Bursa Saham Tokyo Bergerak Variatif Jelang Keputusan Bank of Japan

Indeks Nikkei 225 terpantau mengalami tekanan jual pada Selasa, 28 April 2026, dengan penurunan sebesar 0,6% ke level di bawah 60.200. Pergerakan ini terjadi setelah indeks sempat menyentuh rekor tertinggi baru-baru ini, namun investor kini memilih untuk mengambil langkah antisipatif atau wait and see menjelang pengumuman kebijakan moneter terbaru dari Bank of Japan (BOJ).

Sentimen Pasar dan Kebijakan BoJ

Bursa Saham Tokyo Bergerak Variatif Jelang Keputusan Bank of Japan
(Foto Index Nikkei 225 dari Google Finansial)
Pasar saham Jepang merespons dengan penuh kehati-hatian karena ekspektasi bahwa Bank of Japan kemungkinan besar akan mempertahankan suku bunga acuan saat ini. Para pembuat kebijakan di bank sentral saat ini sedang menghadapi tantangan dalam menyeimbangkan dua kepentingan utama:

Tekanan Inflasi: Upaya untuk mengendalikan inflasi yang menunjukkan tren kenaikan.
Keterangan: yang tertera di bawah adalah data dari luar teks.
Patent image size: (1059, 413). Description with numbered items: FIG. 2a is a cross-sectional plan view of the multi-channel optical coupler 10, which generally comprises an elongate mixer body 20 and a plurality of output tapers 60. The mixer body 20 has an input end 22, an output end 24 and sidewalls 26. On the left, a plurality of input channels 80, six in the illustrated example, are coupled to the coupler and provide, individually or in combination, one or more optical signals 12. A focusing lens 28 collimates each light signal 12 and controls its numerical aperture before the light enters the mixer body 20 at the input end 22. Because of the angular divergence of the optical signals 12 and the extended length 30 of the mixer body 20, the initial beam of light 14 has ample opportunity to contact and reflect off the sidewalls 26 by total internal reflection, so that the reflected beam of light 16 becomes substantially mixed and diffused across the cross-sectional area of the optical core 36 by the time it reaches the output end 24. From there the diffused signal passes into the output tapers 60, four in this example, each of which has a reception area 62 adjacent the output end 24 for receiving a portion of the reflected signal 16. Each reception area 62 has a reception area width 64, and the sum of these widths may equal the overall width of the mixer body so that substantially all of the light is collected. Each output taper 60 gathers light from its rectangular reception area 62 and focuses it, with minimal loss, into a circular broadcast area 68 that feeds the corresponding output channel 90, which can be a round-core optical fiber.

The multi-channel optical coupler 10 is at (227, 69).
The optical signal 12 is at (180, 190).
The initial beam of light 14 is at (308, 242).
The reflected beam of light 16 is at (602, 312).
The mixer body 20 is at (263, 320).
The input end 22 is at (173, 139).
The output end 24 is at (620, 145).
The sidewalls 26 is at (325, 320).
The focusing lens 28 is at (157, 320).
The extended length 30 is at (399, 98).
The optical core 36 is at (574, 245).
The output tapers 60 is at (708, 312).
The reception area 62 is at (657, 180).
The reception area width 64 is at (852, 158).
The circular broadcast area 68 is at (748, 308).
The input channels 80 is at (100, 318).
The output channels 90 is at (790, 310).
Pertumbuhan Ekonomi: Risiko perlambatan pertumbuhan yang dikaitkan dengan ketidakpastian geopolitik, terutama konflik di Timur Tengah.

Kondisi Bursa Secara Luas

Meskipun terjadi pelemahan pada sesi perdagangan Selasa, performa indeks saham Jepang secara keseluruhan dalam satu bulan terakhir masih mencatatkan kenaikan yang signifikan sebesar 16,32%. Secara tahunan, indeks utama Jepang ini bahkan telah meningkat sebesar 68,40% dibandingkan periode yang sama tahun lalu. 

Sikap hati-hati investor saat ini mencerminkan dinamika pasar yang lebih luas, di mana pelaku pasar global terus memantau arah kebijakan moneter yang krusial bagi stabilitas ekonomi domestik Jepang.